Patient: “Yes. We’ve just moved to the community and they’re our new neighbors. They said you have been their dentist for the last ten years and they are really satisfied with your service.”
Dentist: “Well, welcome to the community. I think you and your family will enjoy living here, and I’m delighted to hear that Bill and Mary referred you. Referrals are the highest compliment we can receive.”
Patient: “I always ask people I know for recommendations for healthcare providers.”
Dentist: “Speaking of healthcare, I see by your medical history that you are not taking any medications or under the care of a physician. It appears you are in excellent health.”
Patient: “Yes, I am very fortunate.”
Dentist: “Are you currently having any dental problems or do you have any concerns about how your teeth feel or look?”
Patient: “I need to have a check-up and a cleaning. I don’t have any pain but my husband has told me (whispering), this is really embarrassing, my husband tells me I have halitosis.”
Dentist: “How often does you husband complain about your breath?”
Patient: “Almost every morning.”
Dentist: “Is it mainly in the morning that he complains?”
Patient: “Yes, in fact he won’t kiss me until I brush my teeth.”
Dentist: “Has anyone else every told you that you have a breath problem?“
Patient: “No, only my husband.“
Dentist: “Well, Amy if I hear you correctly you only have a breath problem in the morning when you first wake up.”
Patient: “That’s right Dr. Anderson. And I always brush, floss, rinse with mouthwash, and even brush my tongue before I go to bed. I am just so embarrassed.”
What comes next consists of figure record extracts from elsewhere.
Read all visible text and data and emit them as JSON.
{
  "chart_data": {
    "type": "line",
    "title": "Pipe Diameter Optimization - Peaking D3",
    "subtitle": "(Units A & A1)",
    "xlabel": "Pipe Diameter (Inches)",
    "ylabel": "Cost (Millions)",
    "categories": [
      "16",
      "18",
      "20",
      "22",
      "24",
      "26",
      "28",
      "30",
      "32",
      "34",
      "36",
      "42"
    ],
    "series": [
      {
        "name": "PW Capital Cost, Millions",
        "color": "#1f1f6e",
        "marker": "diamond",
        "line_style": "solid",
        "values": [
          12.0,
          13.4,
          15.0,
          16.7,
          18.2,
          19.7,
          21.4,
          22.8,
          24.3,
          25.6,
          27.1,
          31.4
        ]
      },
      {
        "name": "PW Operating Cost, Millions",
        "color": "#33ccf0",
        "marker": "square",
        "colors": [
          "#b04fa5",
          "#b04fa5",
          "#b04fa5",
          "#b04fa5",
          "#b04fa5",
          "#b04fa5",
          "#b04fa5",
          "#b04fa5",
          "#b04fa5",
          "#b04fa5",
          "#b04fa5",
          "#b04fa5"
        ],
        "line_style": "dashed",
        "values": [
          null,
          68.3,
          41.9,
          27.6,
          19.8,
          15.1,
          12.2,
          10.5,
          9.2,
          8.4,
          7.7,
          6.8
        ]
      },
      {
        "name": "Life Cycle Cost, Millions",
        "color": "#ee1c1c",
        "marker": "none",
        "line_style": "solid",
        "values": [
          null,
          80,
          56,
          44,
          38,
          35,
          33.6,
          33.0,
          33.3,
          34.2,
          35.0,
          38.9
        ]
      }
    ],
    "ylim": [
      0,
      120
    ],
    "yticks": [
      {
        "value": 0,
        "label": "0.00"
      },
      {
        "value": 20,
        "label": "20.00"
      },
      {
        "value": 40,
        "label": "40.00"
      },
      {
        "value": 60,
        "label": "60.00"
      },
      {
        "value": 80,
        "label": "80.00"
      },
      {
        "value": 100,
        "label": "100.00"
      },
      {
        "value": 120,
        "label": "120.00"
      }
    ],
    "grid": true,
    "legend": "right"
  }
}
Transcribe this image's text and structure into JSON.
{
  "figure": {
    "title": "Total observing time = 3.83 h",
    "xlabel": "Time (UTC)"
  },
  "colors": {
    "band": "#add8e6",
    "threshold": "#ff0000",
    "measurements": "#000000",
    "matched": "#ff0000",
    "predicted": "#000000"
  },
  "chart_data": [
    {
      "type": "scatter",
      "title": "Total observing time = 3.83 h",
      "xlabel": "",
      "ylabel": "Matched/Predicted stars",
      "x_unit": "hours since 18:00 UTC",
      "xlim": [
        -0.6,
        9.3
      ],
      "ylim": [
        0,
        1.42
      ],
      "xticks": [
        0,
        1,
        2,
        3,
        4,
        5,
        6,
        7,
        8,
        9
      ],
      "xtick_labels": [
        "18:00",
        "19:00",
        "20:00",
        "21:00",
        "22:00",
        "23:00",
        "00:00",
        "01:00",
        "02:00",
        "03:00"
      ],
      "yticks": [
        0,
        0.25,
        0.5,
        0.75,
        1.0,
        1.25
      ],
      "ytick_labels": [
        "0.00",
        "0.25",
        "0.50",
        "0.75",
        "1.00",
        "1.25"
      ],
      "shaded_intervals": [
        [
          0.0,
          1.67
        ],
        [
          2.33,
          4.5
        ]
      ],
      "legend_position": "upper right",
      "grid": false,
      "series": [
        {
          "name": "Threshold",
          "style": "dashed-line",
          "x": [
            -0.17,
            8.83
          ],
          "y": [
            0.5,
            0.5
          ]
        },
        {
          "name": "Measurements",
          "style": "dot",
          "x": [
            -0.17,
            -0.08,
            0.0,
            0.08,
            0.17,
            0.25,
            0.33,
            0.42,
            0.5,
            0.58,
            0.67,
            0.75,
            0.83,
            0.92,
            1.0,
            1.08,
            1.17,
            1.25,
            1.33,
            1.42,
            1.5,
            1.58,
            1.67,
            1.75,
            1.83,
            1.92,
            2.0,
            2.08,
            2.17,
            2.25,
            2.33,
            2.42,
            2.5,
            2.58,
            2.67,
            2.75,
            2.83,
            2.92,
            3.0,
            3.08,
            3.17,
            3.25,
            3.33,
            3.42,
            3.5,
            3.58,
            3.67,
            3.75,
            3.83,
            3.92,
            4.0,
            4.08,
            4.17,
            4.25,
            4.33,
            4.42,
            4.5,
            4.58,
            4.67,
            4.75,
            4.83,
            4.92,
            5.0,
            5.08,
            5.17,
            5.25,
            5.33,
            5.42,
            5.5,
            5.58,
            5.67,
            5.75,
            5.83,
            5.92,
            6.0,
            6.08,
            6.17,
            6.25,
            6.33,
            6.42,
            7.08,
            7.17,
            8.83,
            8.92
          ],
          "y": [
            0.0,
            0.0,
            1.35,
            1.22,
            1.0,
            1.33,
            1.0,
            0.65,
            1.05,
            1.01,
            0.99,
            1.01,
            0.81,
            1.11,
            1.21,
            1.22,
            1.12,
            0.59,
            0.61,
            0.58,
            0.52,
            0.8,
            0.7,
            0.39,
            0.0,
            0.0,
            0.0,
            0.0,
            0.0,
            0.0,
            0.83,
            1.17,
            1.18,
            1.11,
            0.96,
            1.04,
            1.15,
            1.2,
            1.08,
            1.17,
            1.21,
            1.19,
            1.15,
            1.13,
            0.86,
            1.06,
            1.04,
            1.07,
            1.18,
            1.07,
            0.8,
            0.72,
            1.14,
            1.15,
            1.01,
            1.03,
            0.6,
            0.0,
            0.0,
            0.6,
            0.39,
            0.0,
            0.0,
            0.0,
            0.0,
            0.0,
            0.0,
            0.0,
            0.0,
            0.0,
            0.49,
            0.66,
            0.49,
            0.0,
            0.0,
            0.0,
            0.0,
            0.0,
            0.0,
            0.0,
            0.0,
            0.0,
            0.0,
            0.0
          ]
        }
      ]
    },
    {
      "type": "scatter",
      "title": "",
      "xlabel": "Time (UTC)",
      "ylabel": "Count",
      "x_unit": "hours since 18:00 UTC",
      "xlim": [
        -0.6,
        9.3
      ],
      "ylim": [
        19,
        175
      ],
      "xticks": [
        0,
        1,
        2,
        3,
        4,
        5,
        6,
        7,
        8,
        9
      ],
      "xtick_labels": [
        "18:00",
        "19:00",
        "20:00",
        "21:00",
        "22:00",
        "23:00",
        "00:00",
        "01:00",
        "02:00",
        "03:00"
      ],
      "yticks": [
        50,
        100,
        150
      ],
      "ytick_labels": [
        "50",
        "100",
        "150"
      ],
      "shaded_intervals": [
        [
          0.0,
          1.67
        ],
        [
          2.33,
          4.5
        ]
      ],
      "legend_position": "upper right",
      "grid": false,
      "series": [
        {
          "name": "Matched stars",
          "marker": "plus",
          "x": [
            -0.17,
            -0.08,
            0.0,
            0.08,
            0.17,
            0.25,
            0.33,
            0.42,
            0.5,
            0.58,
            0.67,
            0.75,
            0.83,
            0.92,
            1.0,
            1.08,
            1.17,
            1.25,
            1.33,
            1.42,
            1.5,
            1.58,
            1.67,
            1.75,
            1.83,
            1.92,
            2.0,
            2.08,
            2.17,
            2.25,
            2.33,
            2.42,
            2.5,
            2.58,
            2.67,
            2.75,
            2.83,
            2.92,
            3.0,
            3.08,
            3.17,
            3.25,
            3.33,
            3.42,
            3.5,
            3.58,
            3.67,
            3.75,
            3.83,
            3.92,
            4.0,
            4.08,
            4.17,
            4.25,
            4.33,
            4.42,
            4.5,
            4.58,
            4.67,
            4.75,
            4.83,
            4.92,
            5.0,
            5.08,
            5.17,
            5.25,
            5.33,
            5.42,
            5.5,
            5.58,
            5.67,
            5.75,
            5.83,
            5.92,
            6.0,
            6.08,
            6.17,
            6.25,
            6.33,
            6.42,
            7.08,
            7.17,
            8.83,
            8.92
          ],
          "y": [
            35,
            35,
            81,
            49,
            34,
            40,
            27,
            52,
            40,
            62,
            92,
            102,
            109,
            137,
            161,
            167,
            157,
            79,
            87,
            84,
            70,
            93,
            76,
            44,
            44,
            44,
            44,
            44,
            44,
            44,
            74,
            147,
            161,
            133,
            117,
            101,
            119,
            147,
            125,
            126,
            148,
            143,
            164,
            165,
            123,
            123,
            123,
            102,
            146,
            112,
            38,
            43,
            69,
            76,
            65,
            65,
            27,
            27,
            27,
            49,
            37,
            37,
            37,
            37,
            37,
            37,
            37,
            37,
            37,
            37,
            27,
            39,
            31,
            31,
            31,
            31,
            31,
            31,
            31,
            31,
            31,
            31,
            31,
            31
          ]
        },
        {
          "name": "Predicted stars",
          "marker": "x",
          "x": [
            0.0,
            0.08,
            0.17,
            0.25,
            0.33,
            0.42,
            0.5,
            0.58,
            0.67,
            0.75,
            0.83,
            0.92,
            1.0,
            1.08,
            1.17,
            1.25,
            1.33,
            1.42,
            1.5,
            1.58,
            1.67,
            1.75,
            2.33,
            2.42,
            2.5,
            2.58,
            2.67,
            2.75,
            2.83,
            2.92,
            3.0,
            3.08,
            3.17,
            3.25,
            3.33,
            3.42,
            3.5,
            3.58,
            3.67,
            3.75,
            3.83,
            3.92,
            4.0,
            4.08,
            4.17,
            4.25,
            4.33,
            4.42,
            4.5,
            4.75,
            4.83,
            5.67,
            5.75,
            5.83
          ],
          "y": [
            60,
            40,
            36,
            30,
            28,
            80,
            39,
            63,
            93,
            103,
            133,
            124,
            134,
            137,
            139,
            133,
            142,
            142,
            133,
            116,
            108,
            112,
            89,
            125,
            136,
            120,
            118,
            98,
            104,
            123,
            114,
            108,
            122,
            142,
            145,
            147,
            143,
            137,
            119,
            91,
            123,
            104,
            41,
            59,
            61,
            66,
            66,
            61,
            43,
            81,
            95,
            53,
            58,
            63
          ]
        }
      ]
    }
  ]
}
Dentist: “What you describe is really quite normal. In fact most people have bad breath when they first wake up. I myself have bad breath in the morning.”
Patient: “No kidding, you mean it is really normal? Even when you brush at night?”
Dentist: “When we sleep our salivary flow decreases, and there is also an increase in bacterial accumulation in the mouth. These normal processes enhance the formation of offensive breath odor that is commonly called morning breath.5 You might try using oral hygiene products with antibacterial ingredients. They reduce bacterial activity so you have less offensive odor produced during the night. Upon waking, activities such as talking, eating, brushing, and flossing decrease morning breath odor. I would recommend using a product that has received the American Dental Association’s (ADA) Seal of Acceptance for breath odor reduction. Having the ADA Seal shows that the product has been tested for safety and effectiveness.”
The foregoing example illustrates the application of the first level of treatment (permission) using the P-LI-SS-IT model. Patients often seek information from experts when they have a concern. Patients’ often simply need the reassurance from a professional or an expert that what they are experiencing is normal and commonly occurs to others.
The use of the permission giving approach is adaptable to most settings and takes very little time on the part of the clinician. Many patient concerns can be resolved at this level. In addition, the permission approach is typically used in conjunction with all other levels in the P-LI-SS-IT model. While this approach is useful when patients have concerns, it is typically not sufficient when trying to resolve problems.
If the permission approach is not sufficient to resolve the patient’s concern, there are two options available to the clinician at this point. The patient may be referred for appropriate treatment elsewhere or, providing the clinician has the appropriate setting, knowledge, skills, and experience, he or she can proceed to the second level of treatment: limited information.